Riscontrata la presenza di glifosato nella pasta, ci sono delle marche del nostro Paese, che però forniscono la loro versione. Cosa è emerso in seguito ad una recente analisi ripresa direttamente dall’AIRC.
Glifosato nella pasta, è di nuovo allerta. Tracce di questa sostanza, utilizzata come erbicida, sono state trovate in diversi prodotti comunemente in vendita in tutti i supermercati italiani ed in diversi negozi di alimentari.
C’è un apposito studio in relazione alla presenza di glifosato nella pasta e del quale parla l’AIRC – la Associazione Italiana Ricerca sul Cancro – sul proprio sito web. Tale sostanza è infatti considerata potenzialmente cancerogena, se assunta in maniera continuata nel tempo.
In queste situazione il glifosato nella pasta può portare ad un accumulo di tossicità nell’organismo, anche in seguito ad assunzioni con quantità esigue. Quello di cui parla l’AIRC è solo l’ultimo di tutta una serie di studi pubblicati su questo delicato argomento.

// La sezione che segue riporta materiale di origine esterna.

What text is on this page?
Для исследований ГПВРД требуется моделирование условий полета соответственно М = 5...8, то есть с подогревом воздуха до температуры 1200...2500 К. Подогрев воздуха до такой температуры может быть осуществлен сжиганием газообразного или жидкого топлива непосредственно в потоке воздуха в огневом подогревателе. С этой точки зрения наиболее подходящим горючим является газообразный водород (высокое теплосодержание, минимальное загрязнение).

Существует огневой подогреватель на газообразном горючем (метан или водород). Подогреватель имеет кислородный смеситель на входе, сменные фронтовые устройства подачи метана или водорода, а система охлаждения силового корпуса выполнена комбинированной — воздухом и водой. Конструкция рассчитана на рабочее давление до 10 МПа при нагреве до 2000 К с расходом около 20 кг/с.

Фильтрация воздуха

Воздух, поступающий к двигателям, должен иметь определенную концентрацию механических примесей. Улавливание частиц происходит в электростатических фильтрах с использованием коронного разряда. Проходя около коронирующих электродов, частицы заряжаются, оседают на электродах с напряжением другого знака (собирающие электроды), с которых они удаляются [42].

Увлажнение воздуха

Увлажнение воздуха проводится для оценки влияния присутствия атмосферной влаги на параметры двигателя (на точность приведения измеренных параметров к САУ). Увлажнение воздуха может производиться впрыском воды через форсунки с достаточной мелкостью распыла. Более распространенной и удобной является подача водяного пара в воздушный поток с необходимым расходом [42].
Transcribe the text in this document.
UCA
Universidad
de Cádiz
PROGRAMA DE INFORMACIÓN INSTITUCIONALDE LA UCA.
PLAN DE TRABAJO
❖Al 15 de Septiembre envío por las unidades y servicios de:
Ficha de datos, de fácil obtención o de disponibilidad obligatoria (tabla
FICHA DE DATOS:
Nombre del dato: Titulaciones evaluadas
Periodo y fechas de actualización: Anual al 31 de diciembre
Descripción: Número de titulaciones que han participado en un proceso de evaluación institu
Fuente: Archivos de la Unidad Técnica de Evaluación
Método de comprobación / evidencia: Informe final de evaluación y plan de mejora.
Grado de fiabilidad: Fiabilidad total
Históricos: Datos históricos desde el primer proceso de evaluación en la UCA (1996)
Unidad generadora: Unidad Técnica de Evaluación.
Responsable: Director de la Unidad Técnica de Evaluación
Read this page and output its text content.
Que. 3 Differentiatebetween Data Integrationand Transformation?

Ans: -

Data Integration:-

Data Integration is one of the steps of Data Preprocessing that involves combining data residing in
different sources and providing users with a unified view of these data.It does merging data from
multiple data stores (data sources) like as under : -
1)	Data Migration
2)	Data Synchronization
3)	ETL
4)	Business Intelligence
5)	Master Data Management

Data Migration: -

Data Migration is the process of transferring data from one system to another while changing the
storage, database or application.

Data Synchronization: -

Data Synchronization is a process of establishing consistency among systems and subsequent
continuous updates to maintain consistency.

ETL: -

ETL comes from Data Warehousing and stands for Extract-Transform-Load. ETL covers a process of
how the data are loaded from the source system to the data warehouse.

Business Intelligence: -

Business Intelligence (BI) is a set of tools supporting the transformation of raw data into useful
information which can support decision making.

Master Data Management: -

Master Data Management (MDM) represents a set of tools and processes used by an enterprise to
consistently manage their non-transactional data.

Va anche detto che la pericolosità del glifosato è in realtà fortemente presunta e che c’è “solo” un massiccio sospetto in merito alle possibilità che questo erbicida possa portare al sorgere del cancro.
Ma di certo una sostanza tossica utilizzata per impedire la crescita di erbacce ed anche di parassiti non può fare certamente bene, se assunta all’interno di un alimento che siamo soliti mangiare più volte nel corso di una settimana.
La rivista dei consumatori svizzera “K-tip” ha compiuto una analisi, per l’appunto ripresa anche dall’AIRC. Tale rilevamento riguarda la presenza di glifosato nella pasta in 18 prodotti ognuno recante un marchio diverso.
E sono quattro quelli italiani che hanno mostrato un contenuto di questa sostanza. Nonostante comunque in tutti questi casi il livello riscontrato sia risultato inferiore rispetto al limite massimo fissato dalle apposite normative europee in materia di sicurezza alimentare.
Si tratta di Agnesi, Divella, Garofalo e Lidl. I quali però hanno voluto precisare come il quantitativo emerso risulta essere di circa mille volte più basso rispetto a tale limite. E dunque la cosa a loro avviso non costituisce alcun pericolo per la salute dei consumatori.